Doctor Who #435: The Hand of Fear Part 2

"Careful. That's not as 'armless as it looks."
TECHNICAL SPECS: First aired Oct.9 1976.

IN THIS ONE... Sarah snaps out of it, but Eldrad must live. Chases through a nuclear power plant. Creepy animated hand stuff.

REVIEW: Lis Sladen seems intent on making us miss her terribly once she leaves, don't you think? As Eldrad's slave, she's incredibly creepy, never allowing her new catchphrase to get boring. And once the Doctor severs the connection, she gets all the best jokes, and throws the kind of subtle and believable reactions that have been her trademark for more than three seasons. I just love her reaction to being put under by the Doctor's super-hypnotism (they're really starting to ramp up his Master-like powers), and her subsequent testing of her mind's freedom from Eldrad. Does she only fake the Doctor out, or did she get you as well? And is this the first instance of a creepy catchphrase in Doctor Who? In New Who, it's been standard practice since Moffat dropped "Are you my mummy?" on us, but I think "Eldrad must live" is the granddaddy of that trope.

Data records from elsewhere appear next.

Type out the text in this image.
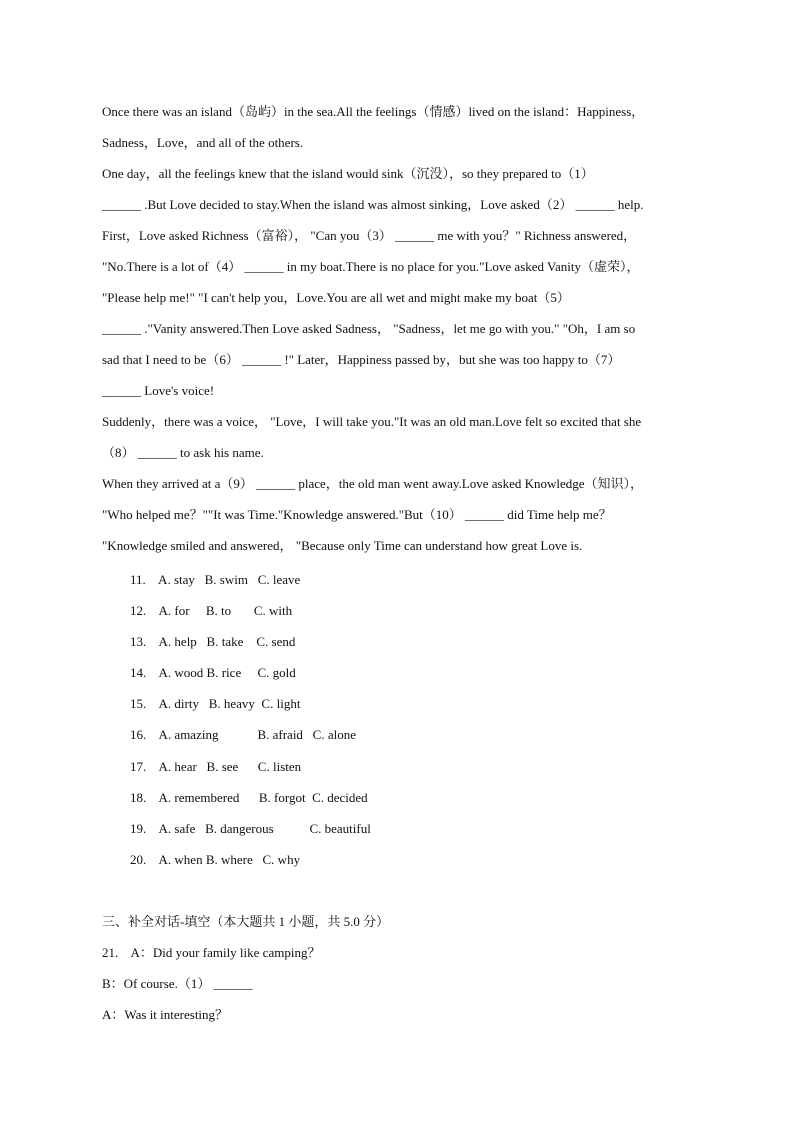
Once there was an island（岛屿）in the sea.All the feelings（情感）lived on the island：Happiness，
Sadness，Love，and all of the others.
One day，all the feelings knew that the island would sink（沉没），so they prepared to（1）
______ .But Love decided to stay.When the island was almost sinking，Love asked（2） ______ help.
First，Love asked Richness（富裕）， "Can you（3） ______ me with you？" Richness answered，
"No.There is a lot of（4） ______ in my boat.There is no place for you."Love asked Vanity（虚荣），
"Please help me!" "I can't help you，Love.You are all wet and might make my boat（5）
______ ."Vanity answered.Then Love asked Sadness， "Sadness，let me go with you." "Oh，I am so
sad that I need to be（6） ______ !" Later，Happiness passed by，but she was too happy to（7）
______ Love's voice!
Suddenly，there was a voice， "Love，I will take you."It was an old man.Love felt so excited that she
（8） ______ to ask his name.
When they arrived at a（9） ______ place，the old man went away.Love asked Knowledge（知识），
"Who helped me？""It was Time."Knowledge answered."But（10） ______ did Time help me？
"Knowledge smiled and answered， "Because only Time can understand how great Love is.
11.    A. stay   B. swim   C. leave
12.    A. for     B. to       C. with
13.    A. help   B. take    C. send
14.    A. wood B. rice     C. gold
15.    A. dirty   B. heavy  C. light
16.    A. amazing            B. afraid   C. alone
17.    A. hear   B. see      C. listen
18.    A. remembered      B. forgot  C. decided
19.    A. safe   B. dangerous           C. beautiful
20.    A. when B. where   C. why
三、补全对话-填空（本大题共 1 小题，共 5.0 分）
21.    A：Did your family like camping？
B：Of course.（1） ______
A：Was it interesting？
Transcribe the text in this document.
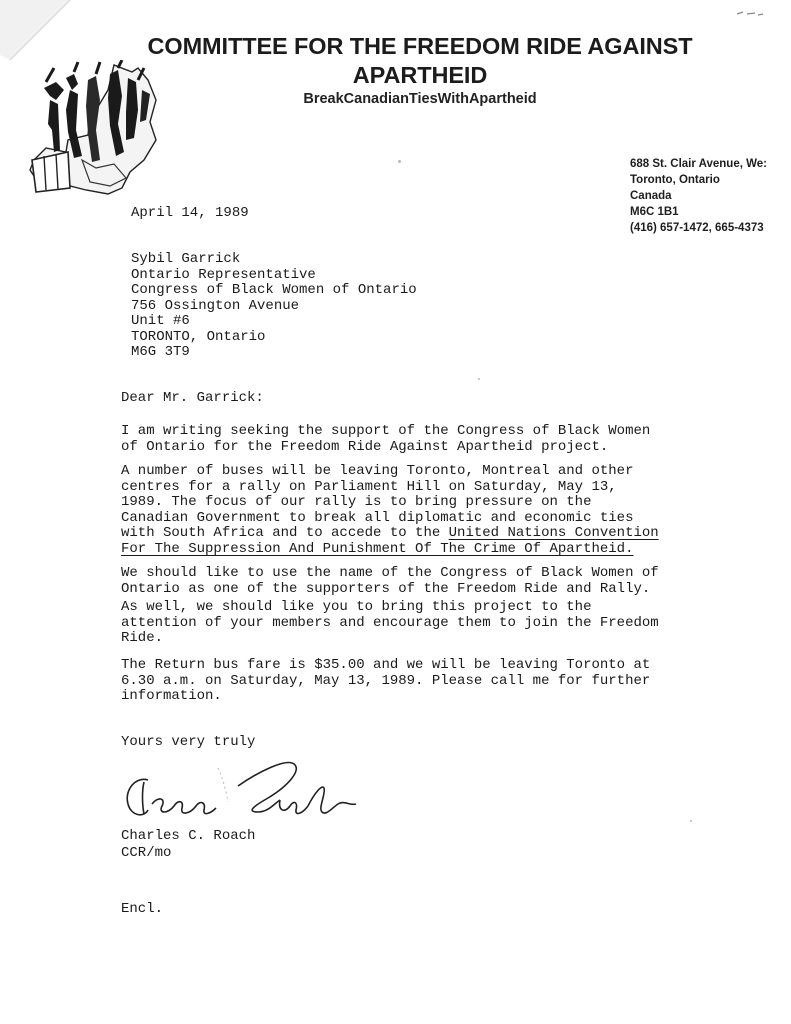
COMMITTEE FOR THE FREEDOM RIDE AGAINST
APARTHEID
BreakCanadianTiesWithApartheid
688 St. Clair Avenue, We:
Toronto, Ontario
Canada
M6C 1B1
(416) 657-1472, 665-4373
April 14, 1989
Sybil Garrick
Ontario Representative
Congress of Black Women of Ontario
756 Ossington Avenue
Unit #6
TORONTO, Ontario
M6G 3T9
Dear Mr. Garrick:
I am writing seeking the support of the Congress of Black Women
of Ontario for the Freedom Ride Against Apartheid project.
A number of buses will be leaving Toronto, Montreal and other
centres for a rally on Parliament Hill on Saturday, May 13,
1989. The focus of our rally is to bring pressure on the
Canadian Government to break all diplomatic and economic ties
with South Africa and to accede to the United Nations Convention
For The Suppression And Punishment Of The Crime Of Apartheid.
We should like to use the name of the Congress of Black Women of
Ontario as one of the supporters of the Freedom Ride and Rally.
As well, we should like you to bring this project to the
attention of your members and encourage them to join the Freedom
Ride.
The Return bus fare is $35.00 and we will be leaving Toronto at
6.30 a.m. on Saturday, May 13, 1989. Please call me for further
information.
Yours very truly
Charles C. Roach
CCR/mo
Encl.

Certainly as memorable and part of why The Hand of Fear has always stuck with me.

Given that everyone who comes into contact with Eldrad's cursed hand (and ring) falls under his spell, it's quite important to show the possessed character's humanity. Sarah and poor Dr. Carter are very sympathetic characters, which makes their take-over more horrifying. Driscoll doesn't benefit from the same attention, but it's the nuclear power plant's other staff ARE given human moments. Professor Watson could have been a Pertwee-era bureaucrat, blocking the Doctor's progress, but he and loyal Miss Jackson are actually written as disaster movie heroes. Watson's call to his family when it looks like the reactor could melt down is rather touching. And when things go critical at the end of the episode, HE'S the one who gets the cliffhanger, not the Doctor or Sarah. Here's hoping he survives this story and gets back to his wife and kids. There won't be a nuclear incident, what with Eldrad eating up all the radiation, but there are many more ways to die in Doctor Who and we've already lost Dr. Carter in a most terrible, hard-hitting way. They manage to capture a fall on film more viscerally than the UNIT era ever did.

The emotional realism at the core of this serial's punch is supplemented by the location's realism. I still have a hard time wrapping my head around the unusual access the production was given to a working nuclear power plant! And director Lennie Mayne uses that location to its very best effect. He chooses angles that fill the screen with interesting backgrounds, has his actors climb all over the machinery, shoots chase scenes through piping, and brings a hand-held camera and the Doctor to the top of some vertiginous stairs, which gives me vertigo. And while the studio sets are fine, the location finds a way to put them to shame in comparison (that color wheel lock, for example). Perhaps because the environments and people are so real, the horror element can't help but be effective, a feat since the villain is, at this point, nothing more than a severed hand! But what a hand it is, crawling on all fives, snapping shut on Driscoll's hand... Brrr. I'll almost be sorry to see it turn into a humanoid. No, not almost.

REWATCHABILITY: High - More than a great choice of location, this episode features great direction as well. The action is vivid, the characters are vibrant, and the horror is enough to make you squirm.